Guwahati, Sept. 15: Severe floods in Assam have fuelled fears of a spurt in trafficking of women and children from the ravaged areas of the state.

Police and NGOs are keeping vigil in the vulnerable areas since disasters have in the past caused largescale displacement of people, leading to migration, a situation that traffickers try to take maximum advantage of.

Shakti Vahini, an anti-trafficking NGO, said at least five minors from Assam, who were being trafficked to Delhi, have been rescued from trains in West Bengal and Bihar since August.

Deep Banerjee, regional project manager (North Bengal) of Shakti Vahini, told The Telegraph that on August 27 they had rescued a 16-year-old girl from Kokrajhar in Assam at New Jalpaiguri railway station and reunited her with her family.

“Another teenager from Dhubri in Assam was rescued at Katihar railway station in mid-August. At present, she is lodged in a shelter home at Araria since she is not been able to give the correct address of her village which is creating problems in locating her house,” he said.

“On September 3, two girls from Dhubri district, aged 15 and 16, were rescued from New Jalpaiguri railway station while they were being taken to Delhi by a suspected trafficker with the lure of employment. The trafficker managed to escape,” he added.

Banerjee said with floods hitting Assam, there could be a rise in trafficking of women and children from the vulnerable areas of the state. To prevent trafficking, the NGO is maintaining vigil on trains coming from Assam and at New Jalpaiguri, Siliguri junction and Delhi railway stations.

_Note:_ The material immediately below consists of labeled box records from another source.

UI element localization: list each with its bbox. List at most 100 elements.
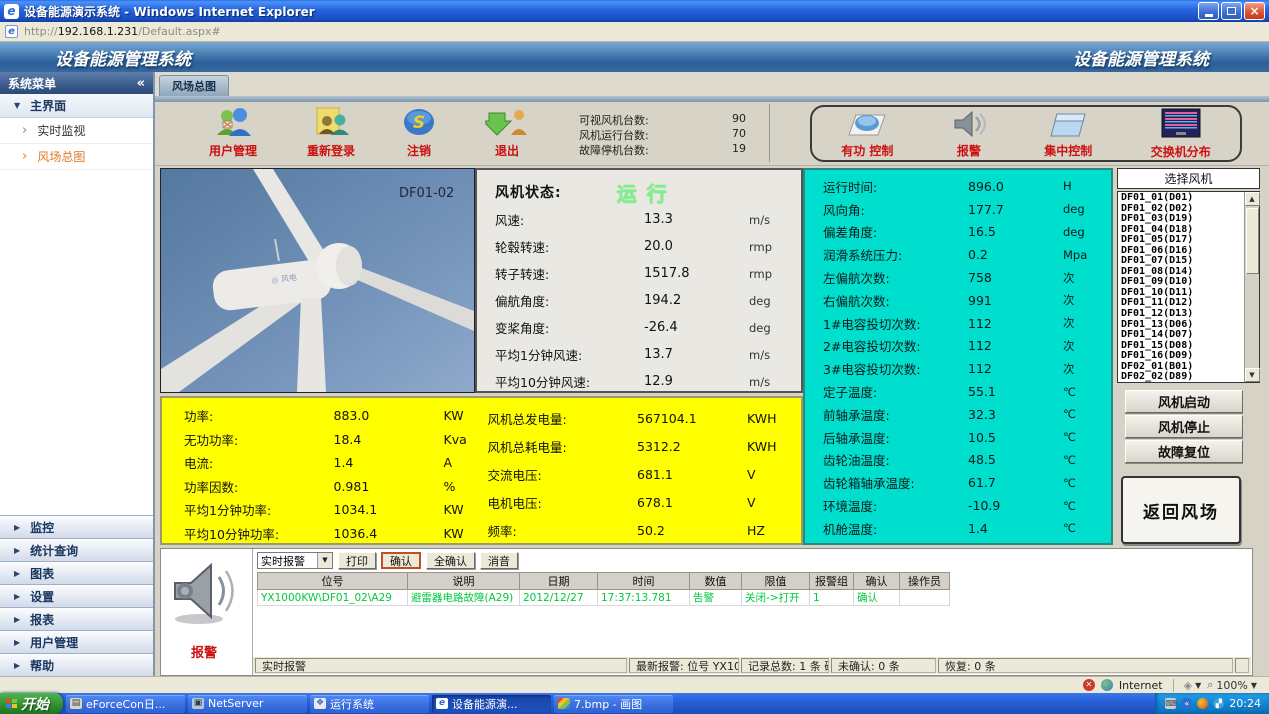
alarm-column-header[interactable]: 位号 [258, 573, 408, 590]
turbine-selector-list: DF01_01(D01)DF01_02(D02)DF01_03(D19)DF01… [1117, 191, 1260, 383]
close-button[interactable]: × [1244, 2, 1265, 20]
acknowledge-all-button[interactable]: 全确认 [426, 552, 475, 569]
taskbar-item-energy-system[interactable]: e 设备能源演... [432, 695, 551, 713]
detail-row-unit: 次 [1063, 315, 1099, 331]
taskbar-item-runtime[interactable]: ❖ 运行系统 [310, 695, 429, 713]
scroll-down-icon[interactable]: ▼ [1245, 368, 1260, 382]
switch-distribution-button[interactable]: 交换机分布 [1151, 108, 1211, 160]
turbine-start-button[interactable]: 风机启动 [1125, 390, 1243, 413]
detail-row-unit: ℃ [1063, 430, 1099, 444]
power-row-label: 电机电压: [488, 493, 542, 512]
tray-icon-color[interactable] [1197, 698, 1208, 709]
minimize-icon [1205, 14, 1213, 17]
user-management-button[interactable]: 用户管理 [190, 107, 276, 159]
svg-text:S: S [413, 113, 425, 133]
restore-button[interactable] [1221, 2, 1242, 20]
power-row-value: 681.1 [637, 467, 747, 482]
power-panel: 功率: 883.0 KW 无功功率: 18.4 Kva 电流: [160, 396, 803, 545]
sidebar-section[interactable]: ▶ 设置 [0, 584, 153, 607]
zoom-control[interactable]: ⌕ 100% ▼ [1207, 678, 1257, 692]
power-row-unit: % [444, 479, 488, 494]
taskbar: 开始 ▤ eForceCon日... ▣ NetServer ❖ 运行系统 e … [0, 693, 1269, 714]
detail-row-label: 偏差角度: [823, 222, 877, 241]
alarm-column-header[interactable]: 报警组 [810, 573, 854, 590]
alarm-column-header[interactable]: 限值 [742, 573, 810, 590]
exit-button[interactable]: 退出 [464, 107, 550, 159]
scroll-up-icon[interactable]: ▲ [1245, 192, 1260, 206]
power-row-unit: KW [444, 408, 488, 423]
alarm-control-button[interactable]: 报警 [952, 109, 986, 159]
minimize-button[interactable] [1198, 2, 1219, 20]
speaker-icon [169, 561, 241, 627]
sidebar-section[interactable]: ▶ 帮助 [0, 653, 153, 676]
turbine-stop-button[interactable]: 风机停止 [1125, 415, 1243, 438]
detail-row-unit: Mpa [1063, 248, 1099, 262]
fault-reset-button[interactable]: 故障复位 [1125, 440, 1243, 463]
mute-button[interactable]: 消音 [480, 552, 518, 569]
sidebar-section[interactable]: ▶ 报表 [0, 607, 153, 630]
print-button[interactable]: 打印 [338, 552, 376, 569]
tab-windfarm-overview[interactable]: 风场总图 [159, 75, 229, 96]
tray-icon-network[interactable]: ▞ [1213, 698, 1224, 709]
dropdown-arrow-icon[interactable]: ▼ [317, 553, 332, 568]
status-row-label: 平均10分钟风速: [495, 372, 590, 391]
collapse-icon[interactable]: « [137, 76, 145, 91]
status-row-label: 平均1分钟风速: [495, 345, 582, 364]
sidebar-group-main[interactable]: ▼ 主界面 [0, 94, 153, 118]
turbine-list-item[interactable]: DF01_12(D13) [1121, 309, 1244, 320]
alarm-column-header[interactable]: 数值 [690, 573, 742, 590]
sidebar-section[interactable]: ▶ 监控 [0, 515, 153, 538]
alarm-operator [900, 590, 950, 606]
sidebar: 系统菜单 « ▼ 主界面 › 实时监视 › 风场总图 ▶ 监控 [0, 72, 155, 676]
taskbar-item-paint[interactable]: 7.bmp - 画图 [554, 695, 673, 713]
sidebar-section[interactable]: ▶ 统计查询 [0, 538, 153, 561]
tray-icon-blue[interactable]: « [1181, 698, 1192, 709]
central-control-button[interactable]: 集中控制 [1044, 109, 1092, 159]
scroll-thumb[interactable] [1246, 208, 1259, 274]
detail-row: 运行时间: 896.0 H [823, 175, 1099, 198]
turbine-selector-header[interactable]: 选择风机 [1117, 168, 1260, 189]
detail-row-label: 定子温度: [823, 382, 877, 401]
taskbar-item-eforcecon[interactable]: ▤ eForceCon日... [66, 695, 185, 713]
sidebar-section[interactable]: ▶ 图表 [0, 561, 153, 584]
detail-row-unit: deg [1063, 225, 1099, 239]
back-to-windfarm-button[interactable]: 返回风场 [1121, 476, 1241, 544]
alarm-filter-dropdown[interactable]: 实时报警 ▼ [257, 552, 333, 569]
keyboard-icon[interactable]: ⌨ [1165, 698, 1176, 709]
acknowledge-button[interactable]: 确认 [381, 552, 421, 569]
relogin-button[interactable]: 重新登录 [288, 107, 374, 159]
detail-row: 环境温度: -10.9 ℃ [823, 494, 1099, 517]
list-scrollbar[interactable]: ▲ ▼ [1244, 192, 1259, 382]
alarm-speaker-zone: 报警 [161, 549, 253, 675]
chevron-right-icon: ▶ [14, 638, 20, 647]
stat-row: 故障停机台数: 19 [579, 142, 792, 157]
alarm-column-header[interactable]: 日期 [520, 573, 598, 590]
sidebar-item-windfarm-overview[interactable]: › 风场总图 [0, 144, 153, 170]
alarm-column-header[interactable]: 说明 [408, 573, 520, 590]
power-row-label: 平均10分钟功率: [184, 524, 279, 543]
power-row-unit: KWH [747, 439, 791, 454]
taskbar-item-netserver[interactable]: ▣ NetServer [188, 695, 307, 713]
logout-button[interactable]: S 注销 [376, 107, 462, 159]
alarm-column-header[interactable]: 时间 [598, 573, 690, 590]
detail-row-unit: H [1063, 179, 1099, 193]
detail-row-value: -10.9 [968, 498, 1063, 513]
status-row-unit: rmp [749, 240, 787, 254]
turbine-list-item[interactable]: DF01_01(D01) [1121, 193, 1244, 204]
speaker-icon [952, 109, 986, 139]
address-input[interactable]: http://192.168.1.231/Default.aspx# [24, 25, 221, 38]
protected-mode-control[interactable]: ◈▼ [1184, 679, 1202, 692]
turbine-list-item[interactable]: DF02_02(D89) [1121, 372, 1244, 382]
sidebar-section[interactable]: ▶ 用户管理 [0, 630, 153, 653]
start-button[interactable]: 开始 [0, 693, 63, 714]
active-power-control-button[interactable]: 有功 控制 [841, 109, 893, 159]
alarm-table-row[interactable]: YX1000KW\DF01_02\A29 避雷器电路故障(A29) 2012/1… [258, 590, 950, 606]
detail-row-value: 55.1 [968, 384, 1063, 399]
stat-value: 19 [732, 142, 792, 157]
power-row: 平均10分钟功率: 1036.4 KW [184, 522, 488, 546]
sidebar-item-realtime[interactable]: › 实时监视 [0, 118, 153, 144]
alarm-column-header[interactable]: 操作员 [900, 573, 950, 590]
stat-label: 故障停机台数: [579, 142, 684, 157]
alarm-column-header[interactable]: 确认 [854, 573, 900, 590]
status-row: 偏航角度: 194.2 deg [495, 287, 787, 314]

Director-general of police (CID) Mukesh Sahay said trafficking cases have been detected in the state in the past 15 days. He said it has been observed that post-disaster, both natural and manmade ones like riots, which cause displacement, incidents of trafficking are on the rise.

“We are aware of it and directions have already been issued to police, other government agencies concerned and civil society groups to remain alert and look for traffickers and their agents who become active in such situations,” Sahay said.

An official of the state social welfare department said people who have lost their agricultural land and homes due to erosion and floods are most vulnerable to trafficking since it becomes easy to take them to Delhi and other places with the lure of employment.

Digambar Narzary, chairperson of Nedan Foundation, a Kokrajhar-based anti-trafficking NGO, said the condition of the tarpaulin-roofed relief camps in Kokrajhar district, which shelter the riot-affected people from Adivasi and Bodo communities, had become pathetic following heavy rainfall in past weeks.

“Inmates of these camps are most vulnerable. Every week, we are getting two to three reported cases of trafficking from these areas,” he said.

Though there has been a steady improvement in the flood situation, even today 1,063 hectares of crop land and 62 villages are under water. Around 62 people have died in the latest wave of floods.

Shakti Vahini spokesperson Rishi Kant said there had been a rise in trafficking from Nepal after the devastating earthquake this year, from the Sundarbans after cyclone Aila hit Bengal in 2009 and the same could happen in Assam if preventive measures are not taken.